Le Masters annulé dans l’indifférence générale des qualifiées
L’an dernier, en raison de la pandémie, la WTA a échoué à maintenir ce tournoi (elle aurait pu le déplacer exceptionnellement à Prague, ville qui semblait intéressée) : il a été annulé dans l’indifférence générale, y compris des joueuses qui étaient mathématiquement bien placées pour y participer. Dans le même temps, l’ATP a maintenu coûte que coûte son épreuve de fin d’année et aucun joueur n’a manqué à l’appel…
La politique de la WTA a empêché le développement de grandes rivalités en laissant son propre circuit se faire dévaloriser par une idéologie court-termiste qui touche aujourd’hui à ses limites. Il lui faudrait opérer une mue profonde, pour tout d’abord reconstruire patiemment un circuit avec des tournois plus autonomes qui ne seraient pas les faire-valoir des épreuves masculines ; repenser la vente des licences des tournois à taille humaine dans une logique à long terme pour développer leurs histoires et leur histoire ; renoncer au système de bonus financier de fin d’année qui pousse les athlètes à s’inscrire à des tournois pour des raisons purement économiques ; reconsidérer les points distribués pour le classement des joueuses en revalorisant quelques tournois principaux de son circuit tout en abaissant ceux destinés aux Grands Chelems.

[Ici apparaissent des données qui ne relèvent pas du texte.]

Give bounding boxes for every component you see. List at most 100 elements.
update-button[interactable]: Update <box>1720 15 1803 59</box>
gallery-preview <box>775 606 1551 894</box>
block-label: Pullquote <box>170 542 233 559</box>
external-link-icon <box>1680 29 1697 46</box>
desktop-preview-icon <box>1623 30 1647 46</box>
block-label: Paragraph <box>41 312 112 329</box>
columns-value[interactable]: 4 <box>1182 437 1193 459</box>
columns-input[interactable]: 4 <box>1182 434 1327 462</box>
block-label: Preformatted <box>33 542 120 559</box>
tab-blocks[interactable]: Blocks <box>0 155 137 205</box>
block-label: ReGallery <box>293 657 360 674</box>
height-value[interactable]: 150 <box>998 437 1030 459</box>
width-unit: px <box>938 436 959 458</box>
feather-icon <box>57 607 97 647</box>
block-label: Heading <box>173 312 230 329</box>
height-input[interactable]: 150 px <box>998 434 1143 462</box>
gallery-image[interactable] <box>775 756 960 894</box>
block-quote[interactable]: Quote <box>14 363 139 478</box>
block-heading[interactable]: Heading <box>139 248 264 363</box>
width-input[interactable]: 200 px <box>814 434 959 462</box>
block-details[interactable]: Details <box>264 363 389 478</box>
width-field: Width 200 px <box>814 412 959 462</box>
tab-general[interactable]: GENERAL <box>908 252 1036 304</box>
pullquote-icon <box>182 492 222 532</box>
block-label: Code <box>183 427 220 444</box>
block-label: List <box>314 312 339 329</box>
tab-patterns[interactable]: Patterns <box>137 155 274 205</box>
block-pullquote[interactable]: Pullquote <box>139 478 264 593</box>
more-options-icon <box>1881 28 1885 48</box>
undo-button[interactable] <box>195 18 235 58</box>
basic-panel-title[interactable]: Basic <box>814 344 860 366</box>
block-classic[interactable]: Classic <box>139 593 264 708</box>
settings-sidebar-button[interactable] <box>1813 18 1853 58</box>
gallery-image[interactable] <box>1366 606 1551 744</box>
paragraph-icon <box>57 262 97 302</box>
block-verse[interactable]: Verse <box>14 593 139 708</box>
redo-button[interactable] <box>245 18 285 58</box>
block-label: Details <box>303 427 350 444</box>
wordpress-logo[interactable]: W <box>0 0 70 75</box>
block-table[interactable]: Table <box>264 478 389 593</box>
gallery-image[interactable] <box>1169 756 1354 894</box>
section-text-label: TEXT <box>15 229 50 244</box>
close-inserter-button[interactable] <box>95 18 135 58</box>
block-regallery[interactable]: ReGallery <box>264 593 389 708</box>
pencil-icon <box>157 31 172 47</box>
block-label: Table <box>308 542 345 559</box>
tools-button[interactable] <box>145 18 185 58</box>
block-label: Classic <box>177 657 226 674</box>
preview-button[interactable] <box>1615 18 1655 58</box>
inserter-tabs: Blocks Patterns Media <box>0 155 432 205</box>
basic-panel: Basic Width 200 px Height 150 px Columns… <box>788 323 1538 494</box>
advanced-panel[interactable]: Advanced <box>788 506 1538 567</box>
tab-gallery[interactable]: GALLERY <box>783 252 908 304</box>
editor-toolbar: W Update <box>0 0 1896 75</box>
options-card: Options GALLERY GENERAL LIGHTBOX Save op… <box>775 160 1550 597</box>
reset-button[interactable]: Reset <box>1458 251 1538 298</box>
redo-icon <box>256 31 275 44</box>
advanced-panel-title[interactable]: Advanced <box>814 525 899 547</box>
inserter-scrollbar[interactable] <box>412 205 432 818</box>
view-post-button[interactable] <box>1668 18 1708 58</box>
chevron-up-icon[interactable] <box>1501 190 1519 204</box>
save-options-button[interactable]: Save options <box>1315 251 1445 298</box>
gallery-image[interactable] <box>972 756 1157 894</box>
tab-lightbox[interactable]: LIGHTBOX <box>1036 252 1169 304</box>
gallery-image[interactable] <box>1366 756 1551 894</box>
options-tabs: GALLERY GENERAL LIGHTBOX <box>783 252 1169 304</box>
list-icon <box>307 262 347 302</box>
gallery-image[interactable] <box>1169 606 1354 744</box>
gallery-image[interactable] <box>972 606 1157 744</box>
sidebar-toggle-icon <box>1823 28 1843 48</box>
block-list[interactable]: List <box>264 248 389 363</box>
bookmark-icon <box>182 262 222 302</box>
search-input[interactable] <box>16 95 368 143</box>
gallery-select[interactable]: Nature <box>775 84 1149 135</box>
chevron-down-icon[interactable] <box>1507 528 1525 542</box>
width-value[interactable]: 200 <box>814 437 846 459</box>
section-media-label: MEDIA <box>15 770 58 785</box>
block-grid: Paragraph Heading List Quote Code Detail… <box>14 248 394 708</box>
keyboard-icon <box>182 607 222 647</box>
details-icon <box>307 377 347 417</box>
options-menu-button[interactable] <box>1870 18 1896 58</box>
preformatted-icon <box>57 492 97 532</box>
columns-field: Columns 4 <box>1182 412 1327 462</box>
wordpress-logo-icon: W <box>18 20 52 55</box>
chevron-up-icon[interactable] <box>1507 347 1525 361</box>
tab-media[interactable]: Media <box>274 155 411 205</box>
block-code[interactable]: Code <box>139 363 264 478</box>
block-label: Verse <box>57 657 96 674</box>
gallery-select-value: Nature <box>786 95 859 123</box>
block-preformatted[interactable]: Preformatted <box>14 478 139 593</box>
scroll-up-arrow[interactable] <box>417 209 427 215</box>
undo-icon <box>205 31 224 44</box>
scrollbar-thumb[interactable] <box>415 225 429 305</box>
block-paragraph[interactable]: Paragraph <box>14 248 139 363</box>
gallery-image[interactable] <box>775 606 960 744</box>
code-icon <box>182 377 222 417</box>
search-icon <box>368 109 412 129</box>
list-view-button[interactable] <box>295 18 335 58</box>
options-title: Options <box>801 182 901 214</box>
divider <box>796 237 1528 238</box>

Et plus largement, redéfinir sa vision du féminisme en sortant du carcan du dollar comme valeur émancipatrice de la femme.
Le tennis, sport féminin le plus visible du monde
C’est d’autant plus crucial qu’il s’agit du sport féminin le plus visible au monde, et à ce titre, la WTA a non seulement un héritage considérable à défendre, mais aussi le devoir d’être la figure de proue inspirante de toutes les autres athlètes pratiquant d’autres disciplines ne bénéficiant pas des mêmes opportunités économiques et médiatiques.
Sur un signe de tête du gouvernement chinois, les billets verts pourraient se tarir d’un jour à l’autre et mettre en péril le modèle économique du circuit, et directement les joueuses elles-mêmes. C’est pourquoi il est crucial que ces dernières défendent leur circuit avec plus de conviction, directement sur les courts.
On peut se souvenir de Serena Williams et de Victoria Azarenka à Indian Wells qui se sont affrontées au 2e tour d’Indian Wells en 2019 : deux icônes du jeu, en manque de repères, se sont écharpées pendant deux sets intenses et jubilatoires, alors que l’enjeu du match en lui-même, au vu de leurs respectives carrières, était somme toute anecdotique.
Indian Wells a été le témoin privilégié d’un match qui a tellement marqué les fans que la WTA l’a téléchargé en intégralité sur son compte YouTube, une première à l’époque. C’était il y a plus de deux ans et rien d’approchant ne s’est produit depuis. Ces rivalités manquent au circuit, et se construisent dans ce genre d’événements. Les talents existent, les tournois aussi. Reste à les faire se rencontrer de nouveau.